Altro caso è quello della nomina (automatica) a responsabili ex art. 28 GDPR dei soggetti che fanno manutenzione alle tecnologie ospedaliere, senza verificare se – effettivamente – vi sia o meno un effettivo trattamento di dati e se gli stessi siano o meno riferibili a persone fisiche.

Quanto sopra, ovviamente, non significa che il passaggio di dati pseudonomizzati da A a B consenta – sempre – a B di uscire dal GDPR: ma significa invece che occorre analizzare il rischio di re-identificazione caso per caso e che non vi possono essere né automatismi (in un senso e nell’altro) né presunzioni assolute.

Il secondo punto riguarda “chi” deve effettuare questa analisi.

Nel caso specifico trattandosi di un procedimento dell’EDPS su reclamo di interessati, l’analisi doveva essere svolta dalla stessa EDPS che si trovava a dover assumere una decisione a valle dei reclami stessi.

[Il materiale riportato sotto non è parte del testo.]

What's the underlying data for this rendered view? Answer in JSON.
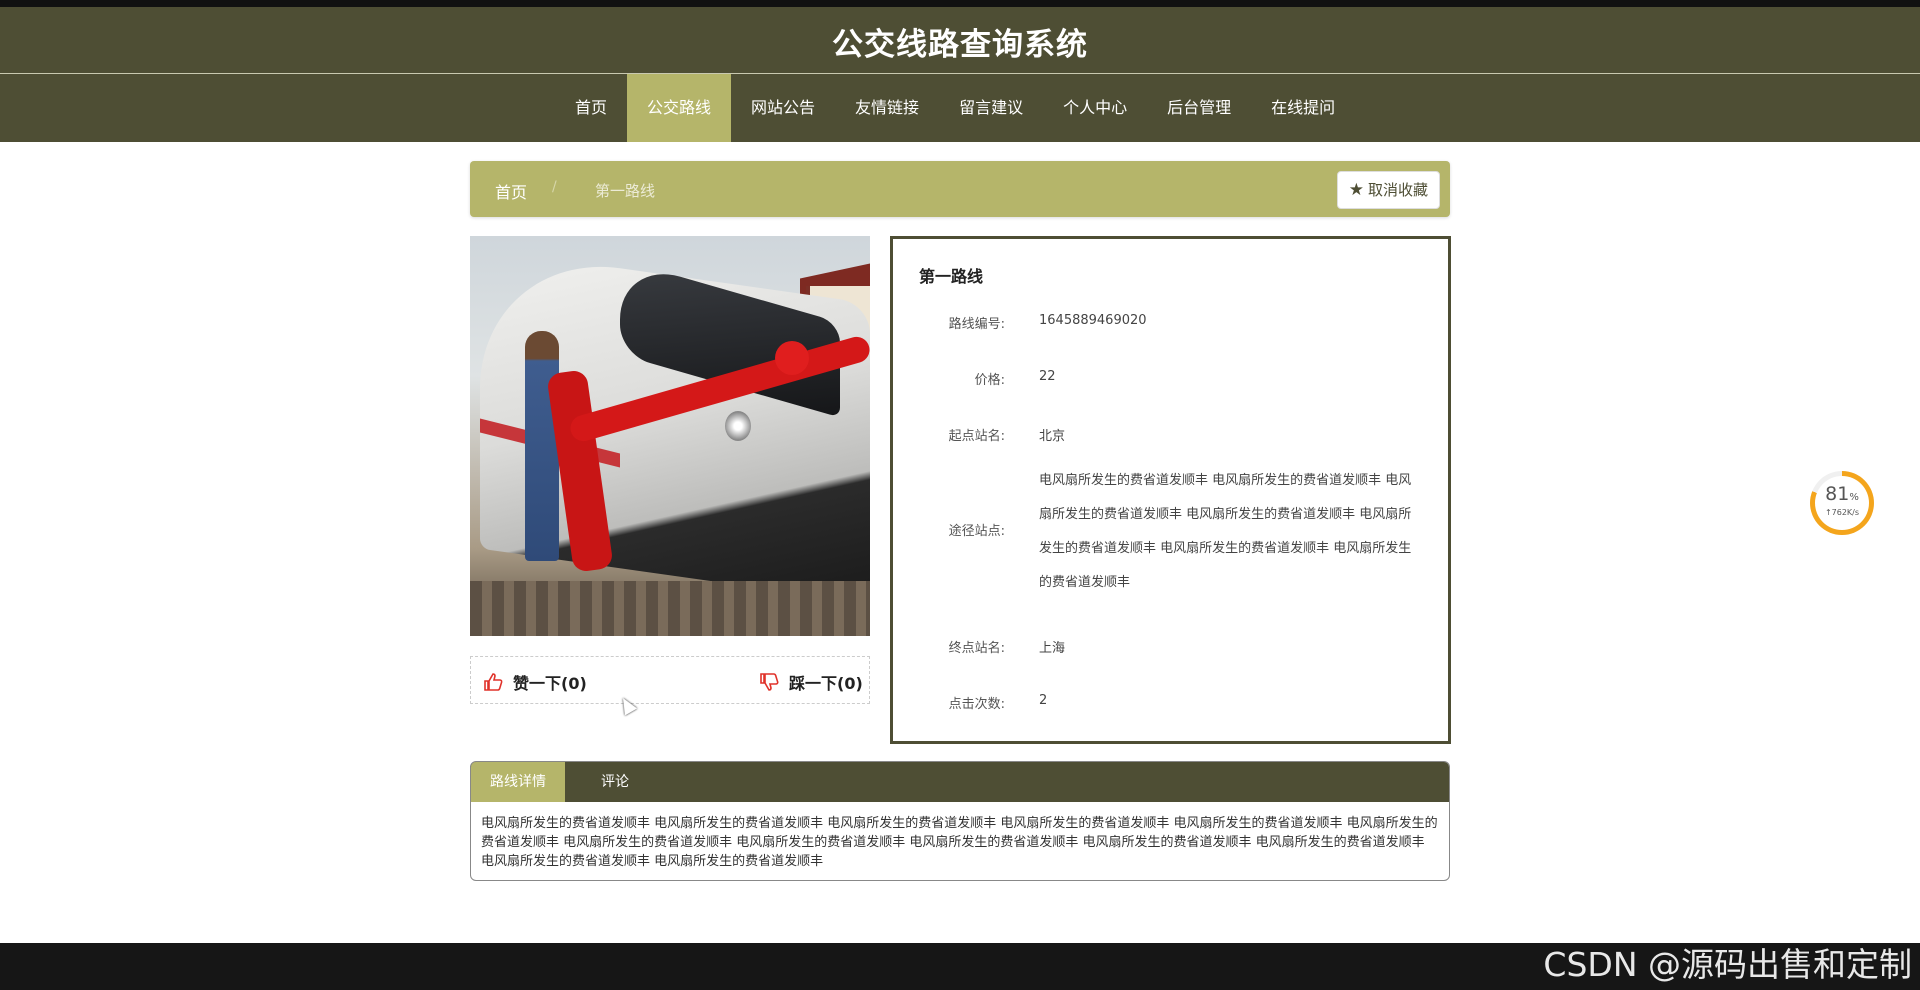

Chiaro che in una situazione fisiologica di applicazione del GDPR (quindi al di fuori di un procedimento di controllo) occorrerà applicare invece il principio dell’accountability: cioè sarà il soggetto che tratta il dato (ad es. l’azienda che riceve i dati nella ricerca o il manutentore) che dovrà dimostrare attraverso un razionale che il rischio di re-identificazione è basso o comunque improbabile e che quindi tali dati ai sensi dell’art. 26 possono essere considerati anonimi.